Fig. 3. Schwannomas in neurofibromatosis type 2 (NF2) and non-NF2 patients.

Fig. 3

a Immunofluorescence analysis of vascular endothelial growth factor receptor (VEGFR) 1, VEGFR2, and platelet-derived growth factor receptor-beta (PDGFR-β) expression in tumor vessels in NF2 and non-NF2. Vessels in schwannomas of non-NF2 exhibited negative VEGFR expression with pericytes expressing PDGFR-β. In contrast, vessels in schwannomas of NF2 exhibited strong VEGFR expression without PDGFR-β-positive pericytes. The original magnification was × 400, and the magnification bars = 100 μm. b Quantitative real-time PCR analysis of vascular endothelial growth factor (VEGF) A, VEGFR1, and VEGFR2. The relative gene expression of VEGF-A and VEGFRs tended to be higher in NF2 than in non-NF2. P-values were determined by Student’s t test.
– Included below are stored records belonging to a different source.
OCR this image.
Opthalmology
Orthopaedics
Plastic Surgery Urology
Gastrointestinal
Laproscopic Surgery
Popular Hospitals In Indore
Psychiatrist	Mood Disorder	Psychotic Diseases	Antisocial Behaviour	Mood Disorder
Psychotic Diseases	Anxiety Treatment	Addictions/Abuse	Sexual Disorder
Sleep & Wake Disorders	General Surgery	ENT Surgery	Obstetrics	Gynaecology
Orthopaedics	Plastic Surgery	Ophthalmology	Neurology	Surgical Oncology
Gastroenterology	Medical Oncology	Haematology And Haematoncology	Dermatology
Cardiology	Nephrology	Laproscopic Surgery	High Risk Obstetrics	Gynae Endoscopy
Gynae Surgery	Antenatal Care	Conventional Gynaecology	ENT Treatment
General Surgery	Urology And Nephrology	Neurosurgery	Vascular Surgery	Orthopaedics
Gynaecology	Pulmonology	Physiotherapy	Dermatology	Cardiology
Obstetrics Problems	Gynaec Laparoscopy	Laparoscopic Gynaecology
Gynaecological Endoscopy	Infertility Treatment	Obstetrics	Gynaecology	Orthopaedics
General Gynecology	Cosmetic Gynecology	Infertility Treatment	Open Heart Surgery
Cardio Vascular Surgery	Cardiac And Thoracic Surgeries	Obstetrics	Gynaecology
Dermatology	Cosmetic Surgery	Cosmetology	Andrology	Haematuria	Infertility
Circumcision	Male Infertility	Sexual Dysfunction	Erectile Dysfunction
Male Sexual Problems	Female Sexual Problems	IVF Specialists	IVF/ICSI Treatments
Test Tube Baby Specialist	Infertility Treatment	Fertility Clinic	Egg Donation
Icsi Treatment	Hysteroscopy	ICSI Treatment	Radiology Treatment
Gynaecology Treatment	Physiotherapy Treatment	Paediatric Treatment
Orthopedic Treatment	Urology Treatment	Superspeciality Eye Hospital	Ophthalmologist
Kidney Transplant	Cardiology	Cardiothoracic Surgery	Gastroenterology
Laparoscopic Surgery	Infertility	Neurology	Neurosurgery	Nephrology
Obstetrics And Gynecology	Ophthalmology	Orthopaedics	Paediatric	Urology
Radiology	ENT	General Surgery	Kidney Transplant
The mean (bar) ± SD (error bars) is shown (NF2, n = 23; Non-NF2, n = 21). c Hematoxylin and eosin (H&E) staining, and immunohistochemical analysis. The V symbols indicate vascular structure, and the black arrows indicate tumor cells with positive VEGFR1 and VEGFR2 expression. Larger vessels were observed in NF2 than in non-NF2. VEGF-A expression was stronger in NF2. VEGFR1 and VEGFR2 were expressed on endothelial cells and tumor cells in schwannomas in both NF2 and non-NF2. In the panels showing H&E, CD34, VEGFR1, and VEGFR2, the original magnification was ×400 and the magnification bars = 100 μm. In the panels showing VEGF-A, the original magnification was ×200 and the magnification bars = 100 μm. d Comparisons of vessel diameter and microvessel density in NF2 and non-NF2. There was no significant difference in microvessel density between schwannomas in non-NF2 and NF2. However, vessel diameter was significantly larger in NF2 than in non-NF2. P-values were determined by Student’s t test. The mean (bar) ± SD (error bars) is shown (NF2, n = 23; Non-NF2, n = 21). VEGFR vascular endothelial growth factor receptor, PDGFR-β platelet-derived growth factor receptor-beta, DAPI, 4′,6-diamidino-2-phenylindole, NF2 neurofibromatosis type 2, VEGF vascular endothelial growth factor, H&E hematoxylin and eosin, MVD microvessel density, HPF high-power field.